San Diego Samsung’s newly unveiled smartphone, the Galaxy S9, contains Qualcomm Inc.’s newest premium processor, the Snapdragon 845 mobile platform, in select regions of the world. Qualcomm (Nasdaq: QCOM) made the announcement at the Mobile World Congress event on Feb. 25 in Barcelona, Spain.
Samsung’s new mobile device includes a powerful camera able to capture cinema-grade video. It also has a slow motion video function. Qualcomm said that the camera and visual processing architectures operate using up to 30 percent less power than its peers. What’s more, the device downloads wireless data at a “lightning fast” 1.2 gigabits per second, using a souped-up fourth generation wireless technology called LTE (short for Long Term Evolution). A residential cable provider advertises 1 gigabit per second as fast enough for a customer to download 10 high-definition movies in seven minutes.
The Galaxy S9 will easily support virtual reality and artificial intelligence, Qualcomm said.
Qualcomm was not the only San Diego County company that made its way to Spain. Carlsbad-based chipmaker MaxLinear showed up at Mobile World Congress, where it announced a new microwave modem that is able to send data at 5 gigabits per second. It is able to serve fifth-generation (or 5G) wireless networks.
MaxLinear (NYSE: MXL) also said a client, Denver-based Technetix Inc., displayed a product with a MaxLinear chip letting it send data at 10 gigabits per second over coaxial cable.
Separately, Carmel Valley-based chipmaker Anokiwave said its products were powering more than 10 5G wireless arrays operated by customers at the Barcelona show.
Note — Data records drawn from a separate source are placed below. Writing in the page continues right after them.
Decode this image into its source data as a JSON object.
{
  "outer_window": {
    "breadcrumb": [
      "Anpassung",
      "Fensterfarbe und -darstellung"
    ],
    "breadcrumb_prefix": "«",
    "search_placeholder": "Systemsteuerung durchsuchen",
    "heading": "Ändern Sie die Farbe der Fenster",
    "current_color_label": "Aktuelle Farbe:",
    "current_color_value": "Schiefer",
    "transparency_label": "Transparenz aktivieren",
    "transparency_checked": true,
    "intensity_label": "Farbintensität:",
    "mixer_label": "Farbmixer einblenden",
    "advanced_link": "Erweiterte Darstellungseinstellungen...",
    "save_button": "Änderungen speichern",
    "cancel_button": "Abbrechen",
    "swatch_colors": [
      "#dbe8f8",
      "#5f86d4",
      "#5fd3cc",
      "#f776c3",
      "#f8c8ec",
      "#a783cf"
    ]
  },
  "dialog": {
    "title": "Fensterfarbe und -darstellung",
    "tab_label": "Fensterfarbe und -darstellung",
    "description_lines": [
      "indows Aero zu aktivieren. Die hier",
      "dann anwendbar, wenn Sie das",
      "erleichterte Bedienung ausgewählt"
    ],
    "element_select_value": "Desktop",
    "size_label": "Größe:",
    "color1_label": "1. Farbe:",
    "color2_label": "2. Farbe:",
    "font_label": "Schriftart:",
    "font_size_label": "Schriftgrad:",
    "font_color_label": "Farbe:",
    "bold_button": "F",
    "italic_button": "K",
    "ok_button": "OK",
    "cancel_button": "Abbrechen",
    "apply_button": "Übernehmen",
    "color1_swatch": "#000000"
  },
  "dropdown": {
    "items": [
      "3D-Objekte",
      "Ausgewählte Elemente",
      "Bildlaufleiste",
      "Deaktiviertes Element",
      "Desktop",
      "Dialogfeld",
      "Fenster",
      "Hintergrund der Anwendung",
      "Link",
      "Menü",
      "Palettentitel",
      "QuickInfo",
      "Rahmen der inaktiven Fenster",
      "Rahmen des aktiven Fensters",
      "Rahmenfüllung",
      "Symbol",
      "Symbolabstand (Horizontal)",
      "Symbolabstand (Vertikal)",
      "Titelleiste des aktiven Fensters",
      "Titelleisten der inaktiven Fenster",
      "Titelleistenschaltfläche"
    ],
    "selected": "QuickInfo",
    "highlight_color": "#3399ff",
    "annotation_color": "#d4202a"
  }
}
Its chips operate in the three major millimeter-wave bands — the high end of the airwaves allocated to the new, 5G networks. On Feb. 20, Anokiwave announced the initial product of a “second generation” 5G microchip for base stations.
Inseego Corp., the former Novatel Wireless, also showed off its products for the mobile market and the internet of things at the Barcelona show. Inseego (Nasdaq: INSG) said its new customers include Telus and Videotron in Canada, General Communications Inc. in Alaska and a large, unnamed Japanese service provider.